Cyberattaque : un pro du tourisme témoigne

TECHNOLOGIE | ECONOMIE | ENTREPRISES | FRAUDE | SÉCURITÉ | Le 25 novembre 2016 à 08h 00 par Linda Lainé et Pascale Filliâtre

 

Nous avons recueilli le témoignage d'un patron d'une entreprise du voyage, obligé de payer une rançon pour ne pas perdre ses données clients. La "ransomware" est la fraude la plus fréquente.

 

Cela n’arrive pas qu’aux autres et l’histoire aurait tout du polar distrayant si elle n’avait pas plongé début septembre une PME du secteur dans une panade noire.

"Notre système informatique a été touché par une cyberattaque et quelque 500 000 fichiers cryptés en un temps record", explique le DG qui préfère garder l’anonymat.

 

Une rançon en bitcoins

"Il y avait une faille dans notre système informatique, infime, mais cela a suffi. Et comme malheureux hasard, l'attaque s'est produite au moment même où nous effectuions une sauvegarde, nous n'avions plus rien. On pense que le virus est arrivé par voie de messagerie. Mon directeur de l’informatique était désespéré, en larmes. J’ai d’abord essayé de faire déboguer l’installation, fait appel à des Mozart de l’informatique qu’on m’avait conseillé… Rien à faire, tout était bien verrouillé. Je n’y croyais plus quand j’ai reçu, par mail, dans les 48 heures, un message de demande de rançon qui émanait des pirates, avec des tournures de phrases qui évoquaient les pays de l’Est. On me proposait un paiement en bitcoins (monnaie électronique virtuelle, difficilement traçable NDLR) en échange d’un "service de décryptage".

 

La somme exigée doublait toutes les 24 heures. Nous avons échangé plusieurs mails. J’étais indécis. Je me suis résolu à payer la somme demandée, finalement infime par rapport à la catastrophe que représentait la perte de nos données, de l'ordre de 6000 euros. Nous avions déjà subi deux attaques les mois précédents mais nous pouvions compter sur les sauvegardes. Là, je n'avais vraiment pas le choix. Je sais que c’est la stratégie du "ransomware" : les pirates ne sont pas trop gourmands pour inciter à payer et multiplient les attaques tous azimuts, ce qui finit par être très lucratif.

 

J’avoue que j’aurais préféré faire autrement mais je n’ai pas vu d’autres solutions.
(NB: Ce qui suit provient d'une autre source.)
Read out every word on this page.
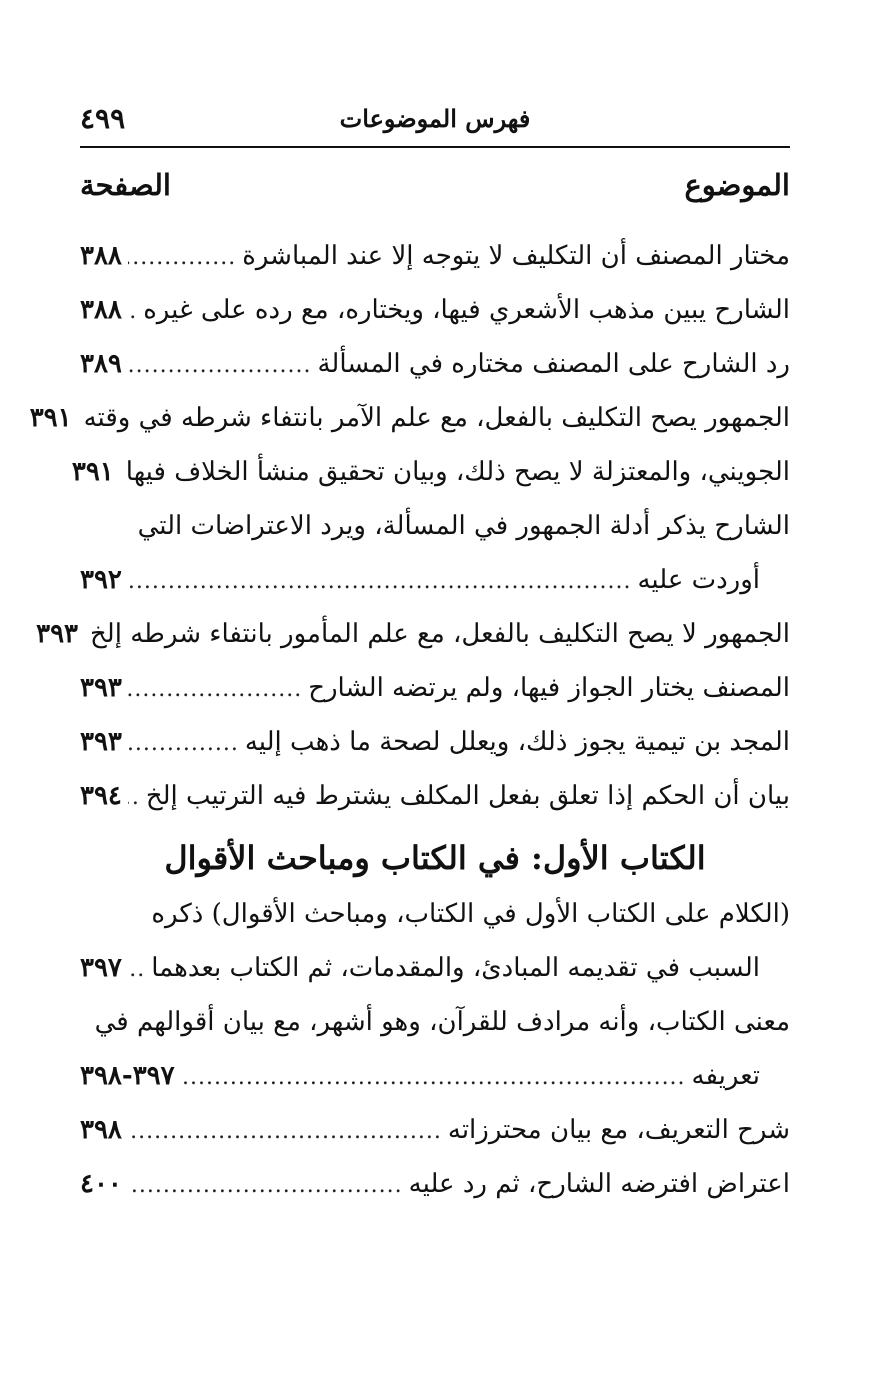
٤٩٩	فهرس الموضوعات
الموضوع
الصفحة
مختار المصنف أن التكليف لا يتوجه إلا عند المباشرة
.....
٣٨٨
الشارح يبين مذهب الأشعري فيها، ويختاره، مع رده على غيره
.....
٣٨٨
رد الشارح على المصنف مختاره في المسألة
.....
٣٨٩
الجمهور يصح التكليف بالفعل، مع علم الآمر بانتفاء شرطه في وقته
٣٩١
الجويني، والمعتزلة لا يصح ذلك، وبيان تحقيق منشأ الخلاف فيها
٣٩١
الشارح يذكر أدلة الجمهور في المسألة، ويرد الاعتراضات التي
أوردت عليه
.....
٣٩٢
الجمهور لا يصح التكليف بالفعل، مع علم المأمور بانتفاء شرطه إلخ
٣٩٣
المصنف يختار الجواز فيها، ولم يرتضه الشارح
.....
٣٩٣
المجد بن تيمية يجوز ذلك، ويعلل لصحة ما ذهب إليه
.....
٣٩٣
بيان أن الحكم إذا تعلق بفعل المكلف يشترط فيه الترتيب إلخ
.....
٣٩٤
الكتاب الأول: في الكتاب ومباحث الأقوال
(الكلام على الكتاب الأول في الكتاب، ومباحث الأقوال) ذكره
السبب في تقديمه المبادئ، والمقدمات، ثم الكتاب بعدهما
.....
٣٩٧
معنى الكتاب، وأنه مرادف للقرآن، وهو أشهر، مع بيان أقوالهم في
تعريفه
.....
٣٩٧-٣٩٨
شرح التعريف، مع بيان محترزاته
.....
٣٩٨
اعتراض افترضه الشارح، ثم رد عليه
.....
٤٠٠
Il a fallu attendre 72 heures pour que le pirate se manifeste. Je pensais m’être doublement fait avoir et puis finalement, les fichiers ont été décryptés. Nous avons récupéré quasi la totalité des données encodées".

 

Des sauvegardes à isoler

D'après une enquête (*), en matière d’attaques, les entreprises se sentent particulièrement exposées au vol ou à la fuite d’informations ou de données et aux attaques virales, souligne le récent Livre blanc : E-commerce & Cybersécurité publié par la Fevad. Mais dans les faits, l’attaque la plus fréquente est la demande de rançon (ransomware). Ce décalage entre perception et réalité s’explique, par l’abondant traitement médiatique dont ont fait l’objet les cas de vol de données les plus spectaculaires, selon Alain Bouillé, président du Club des Experts de la Sécurité de l’Information et du Numérique (CESIN).

 

"Avec le ransomware, on est revenu à la propagation de virus semi-ciblée, d'après Alain Bouillé, cité dans le livre blanc. A l’époque où un grand nombre de personnes recevait le même virus au même moment, même si avec le ransomware, ce n’est pas exactement le même virus mais souvent des variantes qui sont propagées. En s’appuyant sur des moyens informatiques devenus très accessibles techniquement et économiquement, le but poursuivi est de récupérer quelques centaines d’euros jusqu’à plusieurs milliers, en ciblant le plus largement possible, y compris les particuliers”. Pour  Alain Bouillé, la meilleure parade contre les ransomware, reste les sauvegardes fréquentes et déconnectées du système d'information. Notre patron de PME effectuait régulièrement déjà ces sauvegardes, avant même les attaques répétées dont il a fait l'objet. La parade avait d'ailleurs fonctionné efficacement deux fois avant la dernière attaque fatale du mois de septembre. "Il y a eu à ce moment là une coïncidence qui a favorisé la propagation du virus à la sauvegarde. Depuis, j'ai fait procéder à un audit, réparer et hausser encore le niveau de protection via une société externe qui gère notre sécurité informatique. Bien sûr, cela un coût important pour une PME mais ça m'aurait coûté beaucoup plus cher de tout perdre!".

 

(*) Sondage réalisé par OpinionWay pour le Club des Experts de la Sécurité de l’Information et du Numérique (CESIN), auprès de 125 membres du CESIN, du 8 au 22 décembre 2015.